Déterminisme radical ou libre-arbitre : que dit le Coran ? 2/4

Coran

Seconde partie du texte de Mohammad Hashim Kamali sur la notion de causalité dans la tradition musulmane. L’ancien professeur de droit à l’Université islamique internationale de Malaisie interroge cette fois ci les versets du Coran qui abordent de plein fouet la question du rapport entre déterminisme et libre-arbitre, puis rappelle quels ont été les débats que le Texte saint a nourri au travers des courants qadarite, mu’tazilite et ash’arite qui se sont divisés sur la question. En partenariat avec le site islam-science.net. 

Des questions relatives à la causalité, au libre arbitre et au déterminisme ont été soulevées dans presque toutes les religions, à peu près de la même manière que dans l’Islam. Les anciens égyptiens, les brahmanes indiens, les philosophes grecs, les zoroastriens et les penseurs chrétiens ont soulevé ces questions avant même l’avènement de l’islam.

Leur récurrence parmi les penseurs musulmans est en partie due au fait que le Coran contient des preuves qui soutiennent à la fois le libre arbitre et la prédestination. La preuve coranique examinée dans les pages suivantes indique clairement une approche mixte de ces questions : le Coran ne rejette ni le libre arbitre ni le déterminisme, ni ne les soutient totalement, mais tend à adopter une approche composite envers eux.

La causalité scientifique ne fournit pas une vision complète de la réalité

Le destin de chaque homme est lié aux causes qui le précèdent. La causalité est donc liée à la question du destin. Que l’on accepte ou non l’existence d’un principe divin a, en revanche, peu d’incidence sur la question du libre arbitre et de la prédestination : on peut soit attribuer le système de cause à effet à la volonté de Dieu, soit supposer qu’il est indépendant et n’a aucun lien avec un ordre divin.

Le déterminisme peut également être attribué à la volonté de Dieu ou à la causalité.

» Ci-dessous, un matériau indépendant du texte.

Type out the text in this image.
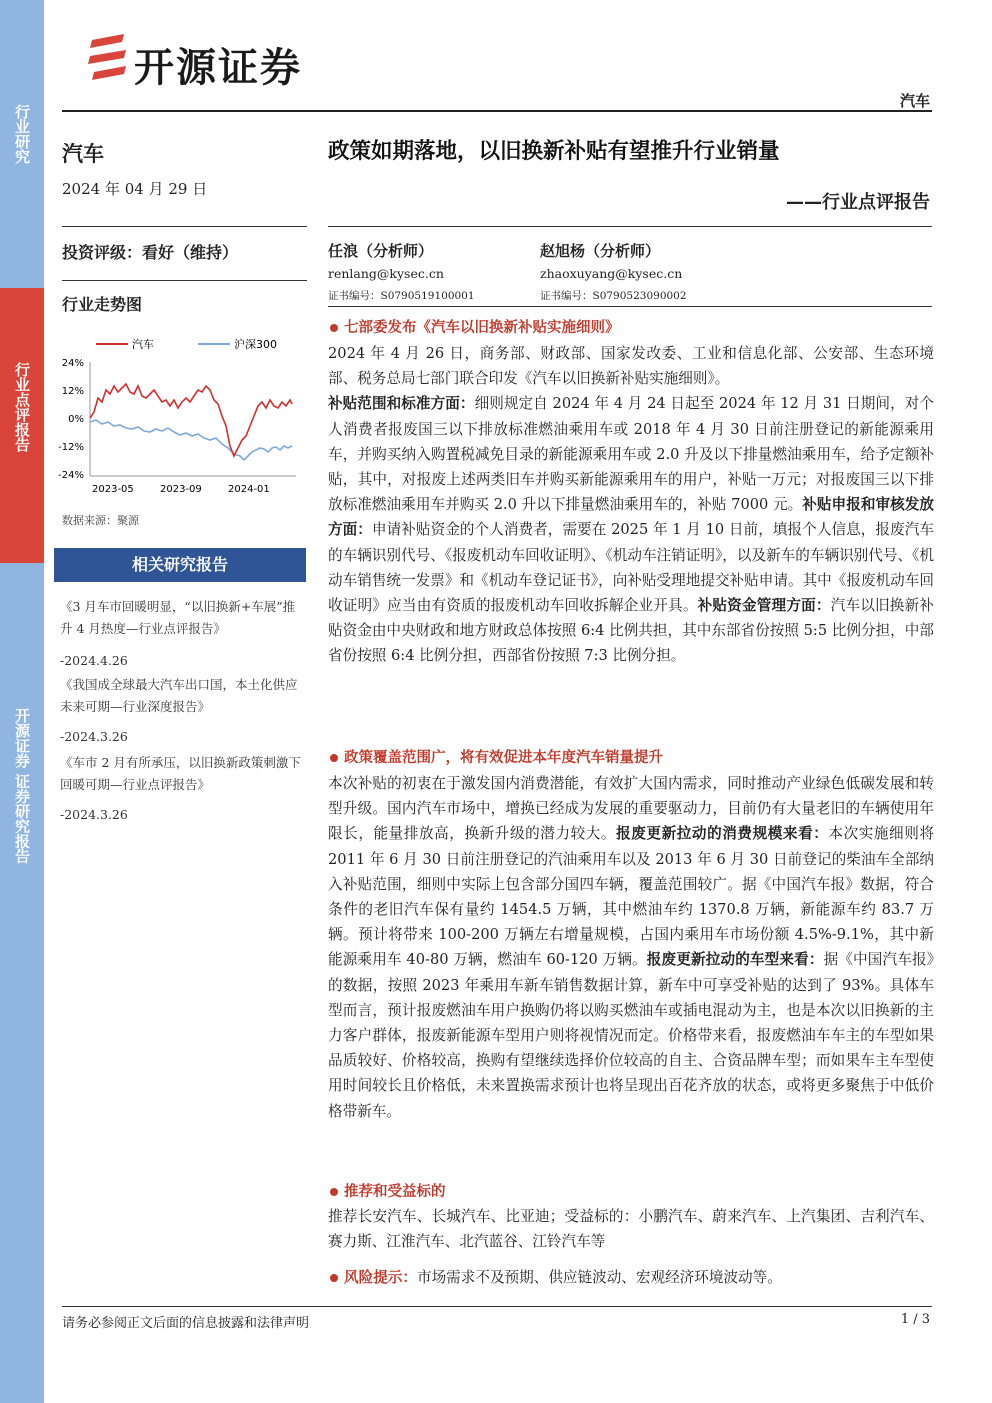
行业研究
行业点评报告
开源证券 证券研究报告
开源证券
汽车
汽车
2024 年 04 月 29 日
投资评级：看好（维持）
行业走势图
汽车	沪深300
24%
12%
0%
-12%
-24%
2023-05	2023-09	2024-01
数据来源：聚源
相关研究报告
《3 月车市回暖明显，“以旧换新+车展”推升 4 月热度—行业点评报告》
-2024.4.26
《我国成全球最大汽车出口国，本土化供应未来可期—行业深度报告》
-2024.3.26
《车市 2 月有所承压，以旧换新政策刺激下回暖可期—行业点评报告》
-2024.3.26
政策如期落地，以旧换新补贴有望推升行业销量
——行业点评报告
任浪（分析师）
renlang@kysec.cn
证书编号：S0790519100001
赵旭杨（分析师）
zhaoxuyang@kysec.cn
证书编号：S0790523090002
七部委发布《汽车以旧换新补贴实施细则》
2024 年 4 月 26 日，商务部、财政部、国家发改委、工业和信息化部、公安部、生态环境部、税务总局七部门联合印发《汽车以旧换新补贴实施细则》。
补贴范围和标准方面：细则规定自 2024 年 4 月 24 日起至 2024 年 12 月 31 日期间，对个人消费者报废国三以下排放标准燃油乘用车或 2018 年 4 月 30 日前注册登记的新能源乘用车，并购买纳入购置税减免目录的新能源乘用车或 2.0 升及以下排量燃油乘用车，给予定额补贴，其中，对报废上述两类旧车并购买新能源乘用车的用户，补贴一万元；对报废国三以下排放标准燃油乘用车并购买 2.0 升以下排量燃油乘用车的，补贴 7000 元。补贴申报和审核发放方面：申请补贴资金的个人消费者，需要在 2025 年 1 月 10 日前，填报个人信息，报废汽车的车辆识别代号、《报废机动车回收证明》、《机动车注销证明》，以及新车的车辆识别代号、《机动车销售统一发票》和《机动车登记证书》，向补贴受理地提交补贴申请。其中《报废机动车回收证明》应当由有资质的报废机动车回收拆解企业开具。补贴资金管理方面：汽车以旧换新补贴资金由中央财政和地方财政总体按照 6:4 比例共担，其中东部省份按照 5:5 比例分担，中部省份按照 6:4 比例分担，西部省份按照 7:3 比例分担。
政策覆盖范围广，将有效促进本年度汽车销量提升
本次补贴的初衷在于激发国内消费潜能，有效扩大国内需求，同时推动产业绿色低碳发展和转型升级。国内汽车市场中，增换已经成为发展的重要驱动力，目前仍有大量老旧的车辆使用年限长，能量排放高，换新升级的潜力较大。报废更新拉动的消费规模来看：本次实施细则将 2011 年 6 月 30 日前注册登记的汽油乘用车以及 2013 年 6 月 30 日前登记的柴油车全部纳入补贴范围，细则中实际上包含部分国四车辆，覆盖范围较广。据《中国汽车报》数据，符合条件的老旧汽车保有量约 1454.5 万辆，其中燃油车约 1370.8 万辆，新能源车约 83.7 万辆。预计将带来 100-200 万辆左右增量规模，占国内乘用车市场份额 4.5%-9.1%，其中新能源乘用车 40-80 万辆，燃油车 60-120 万辆。报废更新拉动的车型来看：据《中国汽车报》的数据，按照 2023 年乘用车新车销售数据计算，新车中可享受补贴的达到了 93%。具体车型而言，预计报废燃油车用户换购仍将以购买燃油车或插电混动为主，也是本次以旧换新的主力客户群体，报废新能源车型用户则将视情况而定。价格带来看，报废燃油车车主的车型如果品质较好、价格较高，换购有望继续选择价位较高的自主、合资品牌车型；而如果车主车型使用时间较长且价格低，未来置换需求预计也将呈现出百花齐放的状态，或将更多聚焦于中低价格带新车。
推荐和受益标的
推荐长安汽车、长城汽车、比亚迪；受益标的：小鹏汽车、蔚来汽车、上汽集团、吉利汽车、赛力斯、江淮汽车、北汽蓝谷、江铃汽车等
风险提示：市场需求不及预期、供应链波动、宏观经济环境波动等。
请务必参阅正文后面的信息披露和法律声明	1 / 3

Ce que nous entendons par destin peut alors être fonction d’un programme prédéfini par Dieu, ou bien c’est le lien indissociable de tout phénomène avec sa cause.

La causalité dans le domaine de la science est relative à la matière des sciences physiques et ne fournit pas une vision complète de la réalité. Les concepts scientifiques sont relatifs au niveau d’expérience auquel ils sont appliqués.

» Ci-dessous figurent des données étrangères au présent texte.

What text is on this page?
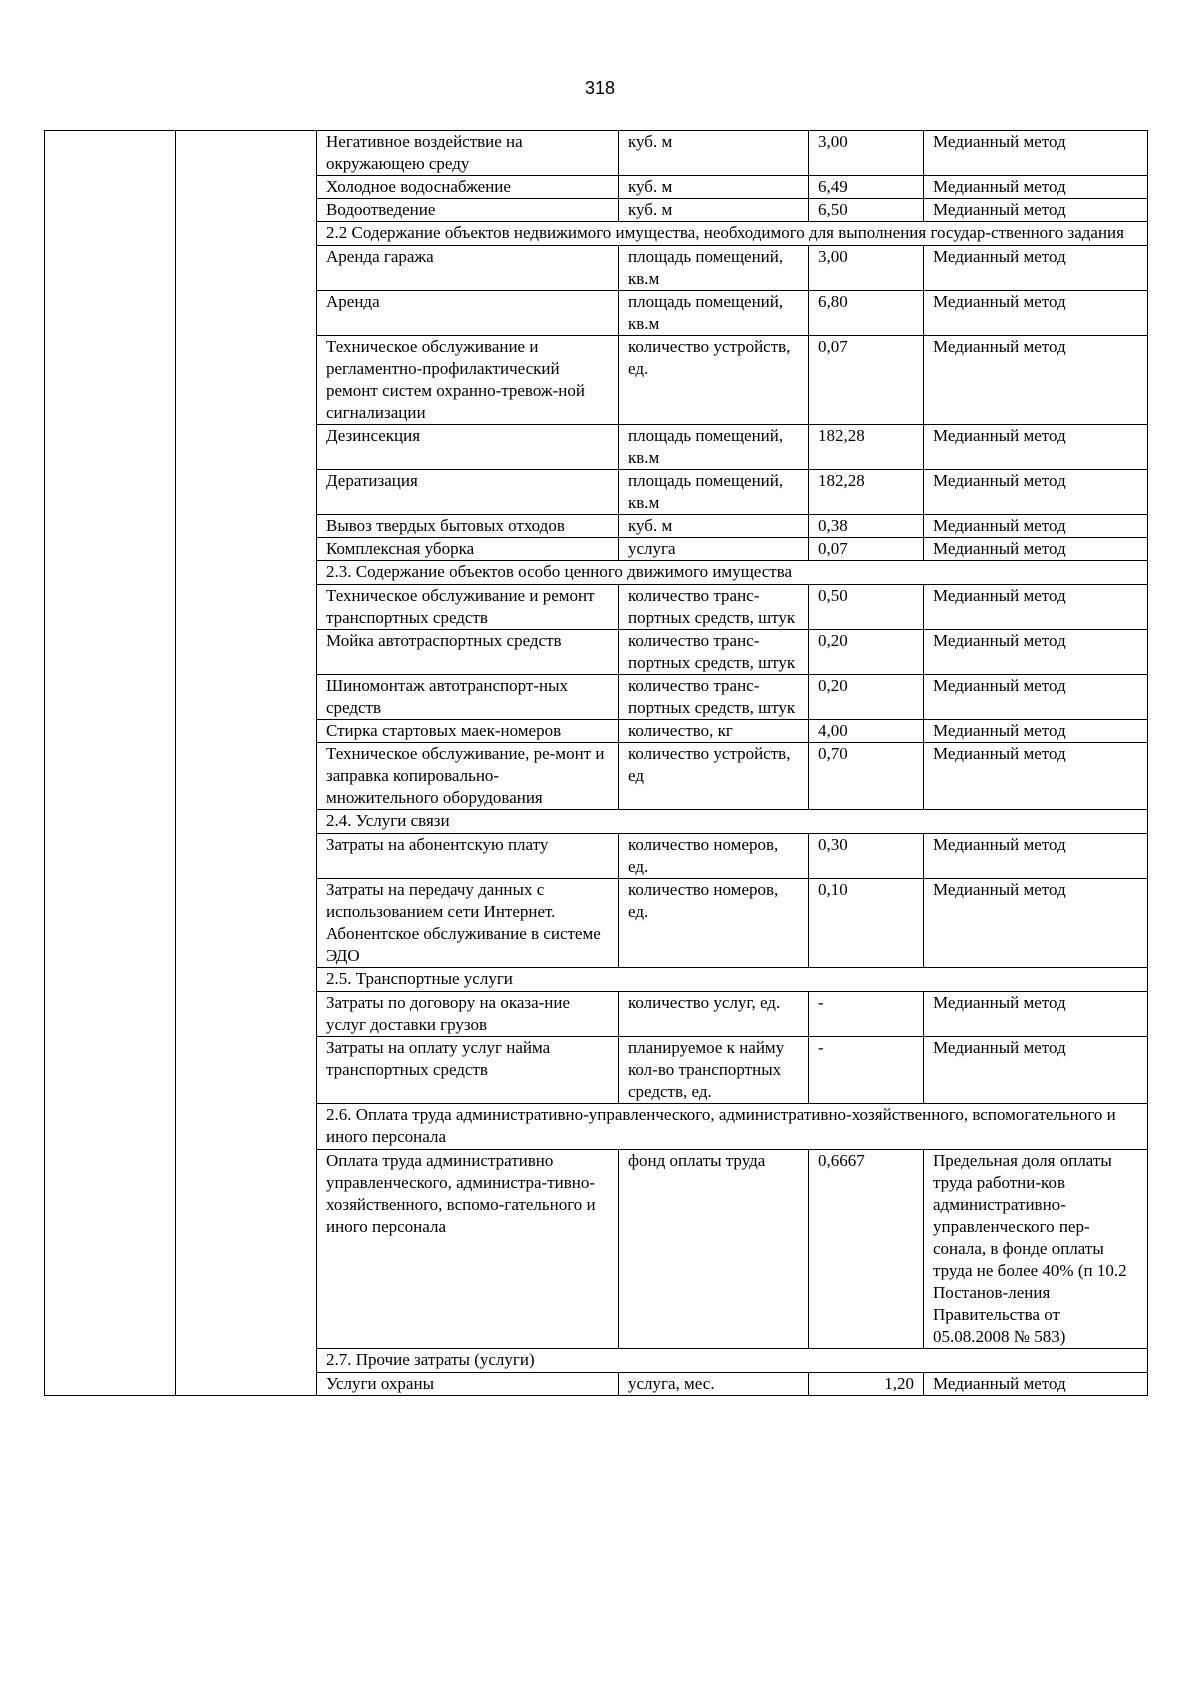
318
		Негативное воздействие на окружающею среду	куб. м	3,00	Медианный метод
		Холодное водоснабжение	куб. м	6,49	Медианный метод
		Водоотведение	куб. м	6,50	Медианный метод
		2.2 Содержание объектов недвижимого имущества, необходимого для выполнения государ-ственного задания			
		Аренда гаража	площадь помещений, кв.м	3,00	Медианный метод
		Аренда	площадь помещений, кв.м	6,80	Медианный метод
		Техническое обслуживание и регламентно-профилактический ремонт систем охранно-тревож-ной сигнализации	количество устройств, ед.	0,07	Медианный метод
		Дезинсекция	площадь помещений, кв.м	182,28	Медианный метод
		Дератизация	площадь помещений, кв.м	182,28	Медианный метод
		Вывоз твердых бытовых отходов	куб. м	0,38	Медианный метод
		Комплексная уборка	услуга	0,07	Медианный метод
		2.3. Содержание объектов особо ценного движимого имущества			
		Техническое обслуживание и ремонт транспортных средств	количество транс-портных средств, штук	0,50	Медианный метод
		Мойка автотраспортных средств	количество транс-портных средств, штук	0,20	Медианный метод
		Шиномонтаж автотранспорт-ных средств	количество транс-портных средств, штук	0,20	Медианный метод
		Стирка стартовых маек-номеров	количество, кг	4,00	Медианный метод
		Техническое обслуживание, ре-монт и заправка копировально-множительного оборудования	количество устройств, ед	0,70	Медианный метод
		2.4. Услуги связи			
		Затраты на абонентскую плату	количество номеров, ед.	0,30	Медианный метод
		Затраты на передачу данных с использованием сети Интернет. Абонентское обслуживание в системе ЭДО	количество номеров, ед.	0,10	Медианный метод
		2.5. Транспортные услуги			
		Затраты по договору на оказа-ние услуг доставки грузов	количество услуг, ед.	-	Медианный метод
		Затраты на оплату услуг найма транспортных средств	планируемое к найму кол-во транспортных средств, ед.	-	Медианный метод
		2.6. Оплата труда административно-управленческого, административно-хозяйственного, вспомогательного и иного персонала			
		Оплата труда административно управленческого, администра-тивно-хозяйственного, вспомо-гательного и иного персонала	фонд оплаты труда	0,6667	Предельная доля оплаты труда работни-ков административно-управленческого пер-сонала, в фонде оплаты труда не более 40% (п 10.2 Постанов-ления Правительства от 05.08.2008 № 583)
		2.7. Прочие затраты (услуги)			
		Услуги охраны	услуга, мес.	1,20	Медианный метод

Dans le contexte du comportement humain, la volonté humaine, l’initiative et le but sont des facteurs supplémentaires qui agissent de l’intérieur, contrairement à la notion de cause qui est extérieure à l’effet et qui agit de l’extérieur. La causalité dans le contexte comportemental humain est donc différente de l’action causale scientifique.

Le Coran ne tranche pas la question du libre-arbitre et du déterminisme

Comme indiqué ci-dessus, la preuve coranique sur la causalité et ses thèmes connexes, le libre arbitre et le déterminisme ne détermine pas une position ou un point de vue particulier.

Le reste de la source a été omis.